Import Data to a Standalone Collection

  • Capella Columnar
    • Experimental Feature
      +
      You can use the Capella Columnar workbench to upload a data file into a standalone collection.

      The web interface guides you through each step of the import process, prompting you to select a local source file in a supported format and then to select or create a standalone collection.

      Capella Columnar offers filtering options that you can apply to the selected file before importing, and prepares a set of previews of the results. You can review the raw data, see it in tabular format, and preview the JSON documents before you import.

      Source Files

      You use the workbench to import local source files. Capella Columnar supports importing data in these formats:

      • CSV: Comma-separated values file.

      • TSV: Tab-separated values file.

      • JSON: JavaScript Object Notation file, which contains an array of JSON objects.

      • JSONL: JSON Lines file, in which new lines delimit JSON objects.

      You can import data sets that are 40 MB or less in size. If you attempt to import a file that is larger:

      • For files in CSV, TSV, or JSONL format, Capella Columnar provides a warning message and automatically truncates the file.

      • For files in JSON format, Capella Columnar provides an error message. After you edit the source file to reduce its size you can try the import again.

      You can use a SQL++ for Capella columnar COPY INTO statement to import data from an Amazon S3 bucket to a standalone collection. The 40 MB size limitation does not apply. See COPY INTO Statements.

      Reviewing and Refining Your Import

      After you specify a file, you can preview the import. You can also explore options for filtering the data. Then, you select a target collection.

      Previewing Data to Import

      After you select a file to import, Capella Columnar prepares a set of different previews. You can use the previews to review the raw data and compare it to a tabular view and to the JSON documents that result from any conversions Capella Columnar applies.

      While Capella Columnar detects the format of the selected file automatically, you can select a different Parsed As method to view differences in the previews.

      If you set any import filters, the tabular and JSON document previews update to show their effects. By using the previews, you can be sure you’re satisfied with the options you select and how Capella Columnar parses the data before you populate the standalone collection.

      Import Filters

      Using import filters, you can control which portions of your source file Capella Columnar includes in the import.

      Capella Columnar applies the maximum file size limitation of 40 MB before applying any filtering options.
      • CSV/TSV

      • JSON/JSONL

      • Skip the first n documents: Specifies an offset to apply before beginning to import rows from the selected file. Check this option to enter a number of rows to skip before the import starts.
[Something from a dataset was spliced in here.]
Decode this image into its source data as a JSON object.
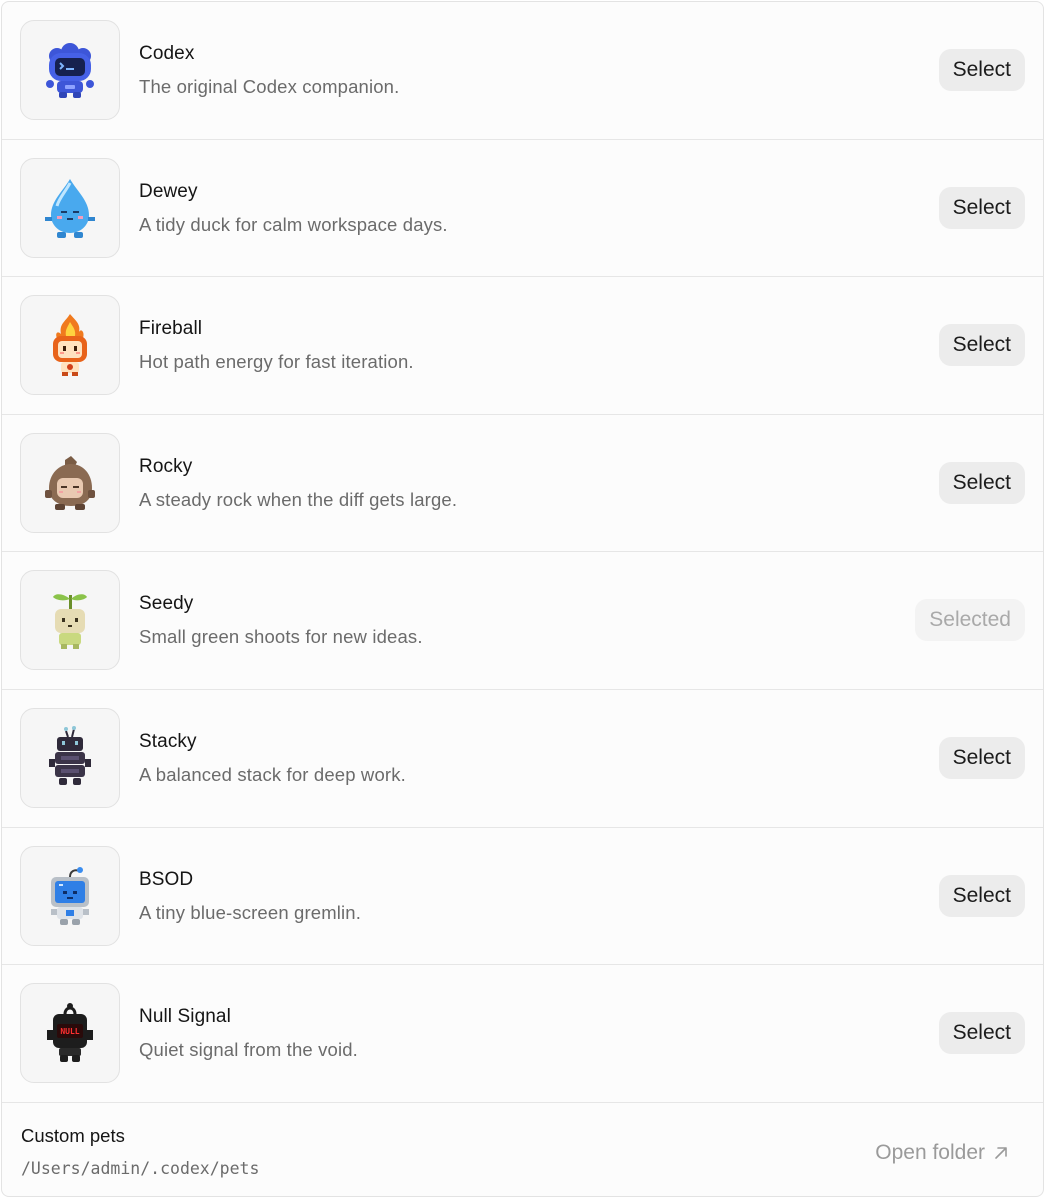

      • Import a maximum of n documents: Places a limit on the number of rows to import from the selected file. Check this option to enter a maximum number of rows to import.

      • Exclude field names: Omits specified columns from the imported rows. Use this option to prevent a column from being imported, for example, a set of columns that are not relevant to your needs. Check this option to specify a comma-separated list of column names to exclude from the import.

      • Omit Empty Types: By default, Capella Columnar converts a cell that does not contain data to a key with an empty string value ("") in the JSON document. Check this option to prevent Capella Columnar from including empty key::value pairs in the JSON documents

      • Infer Field Types: By default, Capella Columnar applies a data type of string, integer, or Boolean to each value imported into a JSON document. Clear this option to import all values as strings.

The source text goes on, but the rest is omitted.